Enfin, si le livre ne livrait que les initiales du "pédophile", le film, lui, évoque explicitement l’écrivain (alors qu’il y a enquête et futur procès en cours). C’est dommage, cela réduit un peu le propos à un fait-divers, alors qu’il s’agit d’un phénomène qui ne s’arrête pas à l’auteur en question. En faire un personnage de fiction lui aurait donné le caractère exemplaire, et, peut-être, des définitions et des connotations plus précises aux mots nouveaux. Le film aurait pu devenir une sorte de manifeste, nécessaire aux nouvelles normes de la lutte contre un patriarcat, toujours dominant sur la planète (parfois extraordinairement cynique), mais vacillant, du moins en Occident.
Le film abordant correctement le sujet, tel celui de Louis Malle, La Petite (Pretty Baby), il y a 45 ans (6), et non pour suivre le courant dominant actuel, reste à faire.

Sol O’Brien
Jeune Cinéma en ligne directe

1. Vanessa Springora, Le Consentement, Paris, Grasset, 2020.
Cet ouvrage a précédé La familia grande de Camille Kouchner, paru en 2021, au succès comparable dans la catégorie des interdits révélés.

2. Elle le dit elle-même : l’obtention du Prix Renaudot Essai en 2013, par l’écrivain pour Séraphin, c’est la fin ! (Journal 1964-2012) n’est pas étrangère à cette décision de donner sa version des faits.

3. Quand Denis de Rougemont écrit L’Amour et l’Occident, en 1939, et déclare qu’il date du 12e siècle, ça fait du bruit.

4. On peut constater que sur le site de la revue Recherches, le n°37 de 1979 a carrément disparu. Les temps changent.

5. En avril 2021, le Parlement a décidé de fixer le seuil de consentement sexuel à l’âge de 15 ans.

6. Cf. "Entretien avec Louis Malle", Jeune Cinéma n°184, novembre 1987.

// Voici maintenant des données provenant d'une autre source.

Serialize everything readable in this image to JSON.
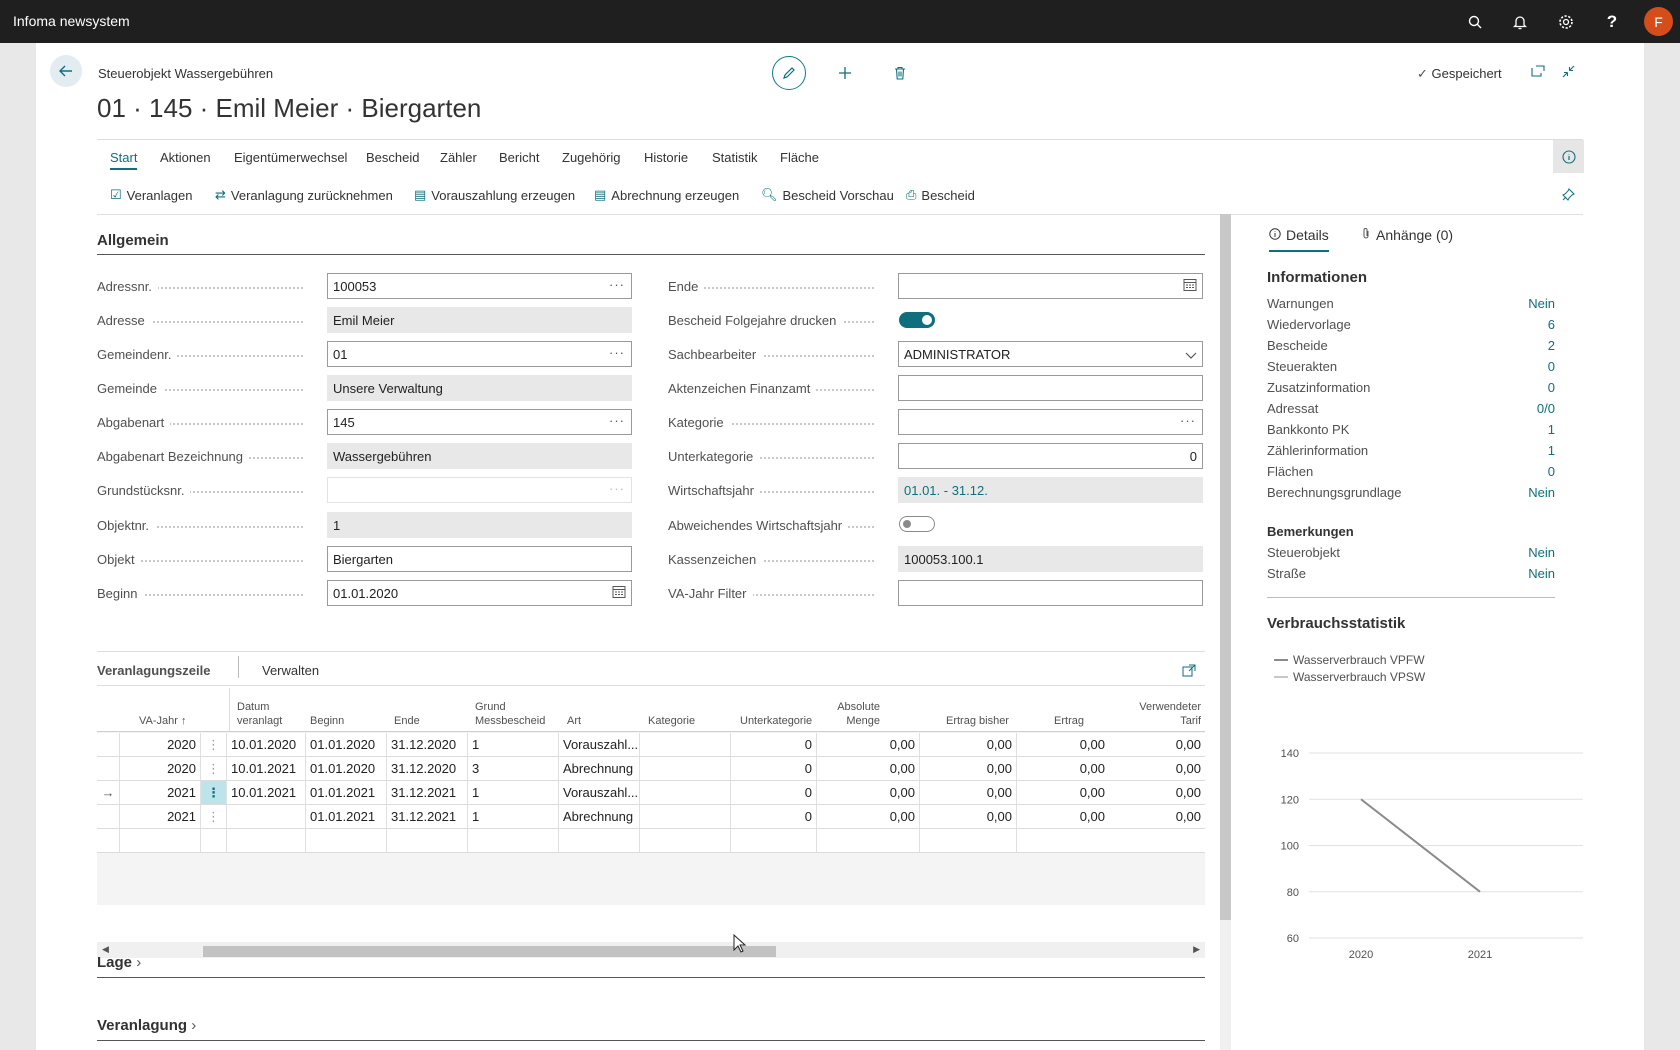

Le Consentement. Réal : Vanessa Filho ; sc : V.F., Vanessa Springora & François Pirot ; ph : Guillaume Schiffman ; mont : Marion Monestier ; mu : Olivier Coursier & Audrey Ismael. Int : Kim Higelin, Jean-Paul Rouve, Laetitia Casta, Élodie Bouchez, Lolita Chammah, Anne Loiret, Marie Rémond, Anne Benoît (France, 2023, 118 mn).